The hospital is dead, long live the hospital: Sustainable English NHS hospitals in the modern world.

Paul Corrigan CBE; Caroline Mitchell

Published by Reform September 2011

Comments:

One Response to “The hospital is dead, long live the hospital: Sustainable English NHS hospitals in the modern world”


  1. Reacting to the report: “The Hospital is Dead Long Live the Hospital”, Health minister Simon Burns said: “Few now deny the NHS must change to meet future challenges… But we believe the NHS should be the opposite of a factory-style operation and instead offer patients high quality, tailored care.That is why our plans give freedom and control to doctors and nurses, puts patients at the heart of everything it does, and safeguards the future of our health service.”

    We are advocating that the potential of “factory mode of production” applied to customisation of individual treatments and medical devices has not been considered in the current debate.

    Current clinical practice and use of standardised medical devices/implants is not tailored care, as such devices are not manufactured to fit individual patients.

    Tailored care is therefore not currently delivered in the NHS as standard practice.

    If tailored care is advocated, we advocate the provision of Engineering Assisted Surgery (EAS) within a concept of “Engineered Healthcare”.

    EAS is defined as “the application of industrial and manufacturing technology to the delivery of healthcare”.
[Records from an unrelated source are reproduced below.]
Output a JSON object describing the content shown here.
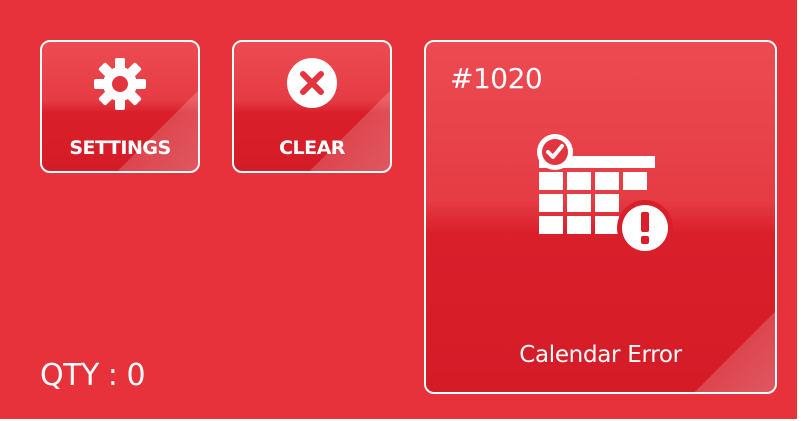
{
  "settings_tile": {
    "label": "SETTINGS",
    "icon": "gear-icon"
  },
  "clear_tile": {
    "label": "CLEAR",
    "icon": "close-circle-icon"
  },
  "order_tile": {
    "number": "#1020",
    "status": "Calendar Error",
    "icon": "calendar-error-icon"
  },
  "qty_label": "QTY : 0",
  "colors": {
    "background": "#e8323b",
    "tile_border": "#ffffff",
    "text": "#ffffff"
  }
}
    EAS employs tried and tested industrial management concepts and advanced rapid product manufacturing technology to combine “tailored customised care” with “factory mode” production, with a standardisation of Quality and at much lower cost to the Nation.

    Our business model is based on the successful reforms of Industrial Manufacturing in the 1960’s and applied to healthcare.

    EAS not only creates the “solution shop” but also meets the requirements for tailored care.

    EAS has been operational for circa 20 years. The technology needs to be supported and developed as a core service delivery within the NHS.

    EAS focuses on:

    – improved 3-D diagnosis

    – translation of the 3-D plan into the 3-D patient

    – organisation of customised “tailored” treatments efficiently and safely in a “factory” mode production.

    Independent verification confirms that EAS demonstrates “valued added processes” for patients through treatment customisation, with improved quality and at much lower costs per intervention.

    EAS converts Complex surgery into Simple Interventions; e.g. 10+hour operations have been converted in to 90min day-case procedures.

    This is of huge significance to patients, commissioners, providers and Government.

    The EAS model is instrumental in delivering outcomes that are comparatively “free of human error” and are among the best in the world. Treatments are affordable and within an increasingly constrained budget.

    Introduction and assimilation of these concepts as core services in healthcare is fraught with problems, but we argue that introduction of EAS is inevitable in the long term.

    Current NHS culture actively prevents rational change and this adversley affects effective modernisation, to the disadvantage of the tax payer.

    An autonomous multidisciplinary National Engineering Assisted Surgery Centre within the NHS is advocated to define guidelines, the optimum operational infrastructure within a controlled environment.

    We welcome input from interested parties.